The Sarajevo Open Centre’s project partner is the Wings of Hope Foundation from Sarajevo, which works to improve social inclusion and strengthen women, children, youth, and other vulnerable groups through its mental health protection program, by promoting and protecting human rights, mental health, and educational support.

Psychologists/Gestalt psychotherapists Zvjezdana Jakić and Marija Šarić, also the director of the Wings of Hope Foundation, were lecturers in the second part of the training, where they discussed how to approach LGBTI people in providing psychological support and counselling, problems and needs of LGBTI people and their family members, as well as work with parents.

The conclusions reached during this segment of the lecture are that the LGBTI community faces the same difficulties as society as a whole, but there are also additional issues related to sexual orientation and gender identity, and that psychological violence is the most difficult to prove, deal with, or fight.

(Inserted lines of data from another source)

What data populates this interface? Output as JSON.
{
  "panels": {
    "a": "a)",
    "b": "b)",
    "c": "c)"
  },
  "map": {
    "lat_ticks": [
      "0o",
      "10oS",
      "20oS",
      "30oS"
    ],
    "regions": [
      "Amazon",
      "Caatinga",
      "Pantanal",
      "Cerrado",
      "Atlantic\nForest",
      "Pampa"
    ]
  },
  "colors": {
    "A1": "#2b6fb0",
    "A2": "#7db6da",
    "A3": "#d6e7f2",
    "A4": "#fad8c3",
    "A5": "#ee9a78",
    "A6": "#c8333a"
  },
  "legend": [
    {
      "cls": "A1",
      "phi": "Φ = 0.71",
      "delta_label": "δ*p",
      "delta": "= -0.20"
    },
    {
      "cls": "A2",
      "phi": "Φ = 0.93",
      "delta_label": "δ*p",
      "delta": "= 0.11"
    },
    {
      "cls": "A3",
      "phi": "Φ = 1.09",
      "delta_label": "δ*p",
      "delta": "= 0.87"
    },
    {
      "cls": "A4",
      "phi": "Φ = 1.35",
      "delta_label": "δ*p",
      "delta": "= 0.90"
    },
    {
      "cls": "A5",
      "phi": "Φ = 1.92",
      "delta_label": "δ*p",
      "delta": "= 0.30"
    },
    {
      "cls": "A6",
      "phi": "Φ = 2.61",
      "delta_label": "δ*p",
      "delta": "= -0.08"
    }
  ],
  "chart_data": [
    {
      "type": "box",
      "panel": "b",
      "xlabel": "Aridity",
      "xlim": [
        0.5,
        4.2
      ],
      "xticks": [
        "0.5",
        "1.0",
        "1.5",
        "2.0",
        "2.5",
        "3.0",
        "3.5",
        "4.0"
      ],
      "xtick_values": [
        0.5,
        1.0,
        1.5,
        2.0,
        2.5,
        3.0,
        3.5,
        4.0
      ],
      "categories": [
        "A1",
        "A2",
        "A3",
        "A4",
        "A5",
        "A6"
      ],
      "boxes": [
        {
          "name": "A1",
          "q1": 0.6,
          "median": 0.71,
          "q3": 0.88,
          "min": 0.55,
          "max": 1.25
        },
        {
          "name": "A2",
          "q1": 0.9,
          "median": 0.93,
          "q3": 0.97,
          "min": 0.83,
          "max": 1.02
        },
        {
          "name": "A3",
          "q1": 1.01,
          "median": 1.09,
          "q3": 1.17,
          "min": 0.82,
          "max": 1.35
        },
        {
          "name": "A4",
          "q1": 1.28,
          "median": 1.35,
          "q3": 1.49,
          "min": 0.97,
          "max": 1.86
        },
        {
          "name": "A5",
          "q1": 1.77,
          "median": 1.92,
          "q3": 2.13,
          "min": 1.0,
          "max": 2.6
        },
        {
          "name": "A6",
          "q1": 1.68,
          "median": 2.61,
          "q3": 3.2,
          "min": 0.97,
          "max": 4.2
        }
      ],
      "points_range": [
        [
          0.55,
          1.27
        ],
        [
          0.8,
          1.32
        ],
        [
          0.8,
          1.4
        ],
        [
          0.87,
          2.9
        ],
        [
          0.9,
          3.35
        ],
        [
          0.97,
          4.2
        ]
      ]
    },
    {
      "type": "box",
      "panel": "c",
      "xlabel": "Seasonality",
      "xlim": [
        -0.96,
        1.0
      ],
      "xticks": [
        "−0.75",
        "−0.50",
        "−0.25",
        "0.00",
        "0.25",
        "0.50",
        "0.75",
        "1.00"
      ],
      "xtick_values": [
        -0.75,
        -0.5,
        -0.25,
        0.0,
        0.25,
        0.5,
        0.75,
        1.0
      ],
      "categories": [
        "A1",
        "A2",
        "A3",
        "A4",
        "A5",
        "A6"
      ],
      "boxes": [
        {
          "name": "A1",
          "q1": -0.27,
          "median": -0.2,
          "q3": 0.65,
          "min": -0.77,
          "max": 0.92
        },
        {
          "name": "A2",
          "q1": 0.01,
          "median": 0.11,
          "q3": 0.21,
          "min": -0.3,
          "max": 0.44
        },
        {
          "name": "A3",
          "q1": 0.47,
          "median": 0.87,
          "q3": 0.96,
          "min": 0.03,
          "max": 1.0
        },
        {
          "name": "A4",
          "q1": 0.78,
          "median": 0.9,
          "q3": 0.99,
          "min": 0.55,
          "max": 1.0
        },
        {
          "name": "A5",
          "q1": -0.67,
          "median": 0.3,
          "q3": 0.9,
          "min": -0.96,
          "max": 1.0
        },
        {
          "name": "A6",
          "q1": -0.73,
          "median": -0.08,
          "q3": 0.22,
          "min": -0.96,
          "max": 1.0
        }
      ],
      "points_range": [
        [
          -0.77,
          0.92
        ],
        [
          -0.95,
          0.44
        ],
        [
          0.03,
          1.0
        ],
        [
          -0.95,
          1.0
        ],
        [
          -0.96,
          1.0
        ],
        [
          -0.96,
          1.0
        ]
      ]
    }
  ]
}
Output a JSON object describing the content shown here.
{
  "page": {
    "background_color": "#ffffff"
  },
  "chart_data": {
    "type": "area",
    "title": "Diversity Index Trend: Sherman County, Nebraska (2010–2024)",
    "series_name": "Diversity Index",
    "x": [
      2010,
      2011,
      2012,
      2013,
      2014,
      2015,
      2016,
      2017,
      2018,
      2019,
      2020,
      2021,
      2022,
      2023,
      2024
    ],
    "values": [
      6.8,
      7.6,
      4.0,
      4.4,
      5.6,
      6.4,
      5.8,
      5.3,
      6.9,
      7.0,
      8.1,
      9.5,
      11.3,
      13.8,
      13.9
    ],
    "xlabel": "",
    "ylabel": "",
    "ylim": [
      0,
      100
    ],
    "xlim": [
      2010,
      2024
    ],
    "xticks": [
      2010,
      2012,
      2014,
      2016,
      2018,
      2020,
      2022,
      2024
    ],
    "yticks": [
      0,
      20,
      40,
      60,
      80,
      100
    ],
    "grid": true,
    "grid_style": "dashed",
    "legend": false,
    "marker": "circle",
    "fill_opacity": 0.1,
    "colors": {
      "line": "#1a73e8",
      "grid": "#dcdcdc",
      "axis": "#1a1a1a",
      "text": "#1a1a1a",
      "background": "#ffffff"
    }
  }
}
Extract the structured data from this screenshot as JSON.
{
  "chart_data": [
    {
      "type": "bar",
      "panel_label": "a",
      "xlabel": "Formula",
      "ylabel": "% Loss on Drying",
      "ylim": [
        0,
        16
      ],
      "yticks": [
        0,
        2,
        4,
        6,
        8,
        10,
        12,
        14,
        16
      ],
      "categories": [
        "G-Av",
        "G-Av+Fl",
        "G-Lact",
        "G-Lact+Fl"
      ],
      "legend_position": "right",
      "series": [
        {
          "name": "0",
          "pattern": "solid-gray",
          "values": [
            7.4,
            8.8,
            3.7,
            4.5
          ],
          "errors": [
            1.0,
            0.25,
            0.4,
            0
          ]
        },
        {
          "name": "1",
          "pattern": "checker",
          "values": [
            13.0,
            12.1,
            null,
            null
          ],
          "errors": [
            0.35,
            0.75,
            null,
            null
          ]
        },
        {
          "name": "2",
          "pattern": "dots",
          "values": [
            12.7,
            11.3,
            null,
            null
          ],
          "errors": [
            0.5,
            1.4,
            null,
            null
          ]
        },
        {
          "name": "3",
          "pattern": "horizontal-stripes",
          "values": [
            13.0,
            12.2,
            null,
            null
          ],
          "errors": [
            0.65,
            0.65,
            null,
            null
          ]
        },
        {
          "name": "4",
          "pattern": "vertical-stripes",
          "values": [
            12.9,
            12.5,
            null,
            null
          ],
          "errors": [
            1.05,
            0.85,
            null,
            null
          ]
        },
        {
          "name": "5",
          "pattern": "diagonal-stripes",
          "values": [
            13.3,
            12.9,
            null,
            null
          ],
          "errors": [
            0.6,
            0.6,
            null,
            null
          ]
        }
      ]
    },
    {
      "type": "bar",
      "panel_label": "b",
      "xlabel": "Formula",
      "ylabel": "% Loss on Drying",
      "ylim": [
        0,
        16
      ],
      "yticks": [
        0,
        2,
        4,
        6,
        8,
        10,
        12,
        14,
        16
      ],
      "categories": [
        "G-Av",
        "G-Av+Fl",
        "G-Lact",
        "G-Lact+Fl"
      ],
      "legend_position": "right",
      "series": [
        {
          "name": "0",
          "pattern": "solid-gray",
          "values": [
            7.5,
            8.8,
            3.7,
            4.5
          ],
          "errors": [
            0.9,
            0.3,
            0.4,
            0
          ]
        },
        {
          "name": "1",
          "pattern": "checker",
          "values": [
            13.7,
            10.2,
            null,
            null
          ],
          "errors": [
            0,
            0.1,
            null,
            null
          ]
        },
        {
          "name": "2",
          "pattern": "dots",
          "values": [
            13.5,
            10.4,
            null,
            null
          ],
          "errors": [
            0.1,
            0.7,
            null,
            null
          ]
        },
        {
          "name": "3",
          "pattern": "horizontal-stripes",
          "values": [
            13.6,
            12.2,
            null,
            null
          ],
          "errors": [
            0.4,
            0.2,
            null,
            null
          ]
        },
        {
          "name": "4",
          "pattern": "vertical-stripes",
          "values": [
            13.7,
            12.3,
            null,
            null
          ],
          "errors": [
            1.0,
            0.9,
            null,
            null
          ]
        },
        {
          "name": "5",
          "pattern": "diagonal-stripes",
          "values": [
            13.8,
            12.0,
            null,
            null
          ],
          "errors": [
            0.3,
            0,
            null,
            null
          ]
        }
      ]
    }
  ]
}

Some of the guidelines for inclusive psychosocial support provided by Zvjezdana and Marija are the following:

  • work on the practical inclusion of LGBTI people in personal life and community
  • raising awareness of psychologists’/psychotherapists’ personal prejudices
  • involve family and friends
  • strengthen the role of the media and educational institutions
  • connect with organizations that provide support, activism, creative activities/performances

Mateo Čovčić, a peer counsellor and psychologist at the Sarajevo Open Centre, shared his experiences about the difficulties LGBTI people face. He emphasized the role of minority stress generated by social stress, and discussed why LGBTI people seek peer counselling.

The project “Regionalising LGBTI inclusive psychosocial support and access to mental health services in Bosnia and Herzegovina” aims to create an environment in which LGBTI people are encouraged and supported to access social protection and mental health systems that offer inclusive and sensitized services. It is required to increase the capacity of social protection and mental health institutions, as well as to expand the institutional network of psychosocial support, in order to provide LGBTI people with access to such care. It is also vital to strengthen the capacities of civil society organizations that provide this type of service, as well as to train their employees on LGBTI topics.

Similar trainings are planned to be held in Zenica, Banja Luka, and Tuzla later this year.